The world's biggest study of the health effects of mobile phones found that the top 10 per cent of the users are up to 40 per cent more likely to develop glioma, a common type of brain cancer.
A study by The International Agency for Research on Cancer was carried out in 13 countries, including Australia, and involves more than 5000 brain cancer patients worldwide.
In the research, it was found that just 30 minutes of mobile talk time daily was enough to put a person into the top 10 per cent group.
The finding which was reported by British newspapers yesterday ahead of its official scheduled release this week - has ignited controversy among cancer experts, neurologist and other scientists.
Australian neurosurgeons Charlie Teo and Vini Khurana said last night the findings were a concern.
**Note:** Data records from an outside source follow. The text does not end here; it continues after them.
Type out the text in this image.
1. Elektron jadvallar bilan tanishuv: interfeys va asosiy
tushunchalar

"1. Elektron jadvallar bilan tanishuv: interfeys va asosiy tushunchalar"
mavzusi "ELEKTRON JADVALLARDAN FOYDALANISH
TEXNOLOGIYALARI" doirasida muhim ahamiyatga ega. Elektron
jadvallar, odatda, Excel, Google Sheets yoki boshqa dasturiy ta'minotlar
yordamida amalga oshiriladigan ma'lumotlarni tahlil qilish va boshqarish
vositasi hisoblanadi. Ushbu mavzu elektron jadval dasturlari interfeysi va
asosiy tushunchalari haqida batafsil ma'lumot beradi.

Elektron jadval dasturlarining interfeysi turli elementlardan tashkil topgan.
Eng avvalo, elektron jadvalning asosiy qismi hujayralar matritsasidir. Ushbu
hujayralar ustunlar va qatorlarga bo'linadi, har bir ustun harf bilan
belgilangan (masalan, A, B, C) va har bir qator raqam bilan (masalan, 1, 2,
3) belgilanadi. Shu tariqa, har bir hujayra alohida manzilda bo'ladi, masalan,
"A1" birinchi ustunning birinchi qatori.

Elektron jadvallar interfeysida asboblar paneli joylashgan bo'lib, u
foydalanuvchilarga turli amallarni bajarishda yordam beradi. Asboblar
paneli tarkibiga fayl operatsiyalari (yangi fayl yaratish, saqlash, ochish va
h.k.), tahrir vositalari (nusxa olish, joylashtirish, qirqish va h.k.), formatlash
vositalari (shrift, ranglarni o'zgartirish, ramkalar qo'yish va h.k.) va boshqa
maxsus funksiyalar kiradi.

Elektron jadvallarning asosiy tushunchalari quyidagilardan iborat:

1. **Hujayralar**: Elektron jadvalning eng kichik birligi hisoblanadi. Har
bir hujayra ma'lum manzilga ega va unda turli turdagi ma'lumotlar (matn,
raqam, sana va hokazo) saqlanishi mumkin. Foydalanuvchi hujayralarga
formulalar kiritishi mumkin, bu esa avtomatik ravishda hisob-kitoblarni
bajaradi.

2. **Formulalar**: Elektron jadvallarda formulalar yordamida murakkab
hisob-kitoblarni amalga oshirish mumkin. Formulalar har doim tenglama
This (finding) does concern us, but it's also an impetus to do two things: the mobile phone industry has to supply the actual hours logged, and we need to track brain tumour incidence in Australia.
Other experts sought to reassure the public over the findings. IARC director Christopher Wild said an increased risk of brain cancer was not established from the data from Interphone.
Industry group the Australian Mobile Telecommunications Association also emphasised the study found no increased risk overall, and its conclusion was in line with the weight of scientific opinion, which has found no substantiated scientific evidence of any adverse health effects.
The study's authors said there was reasonable doubt about the credibility of some patients' estimates of their phone use, which in 10 cases amounted to 512 hours per day, an impossibility.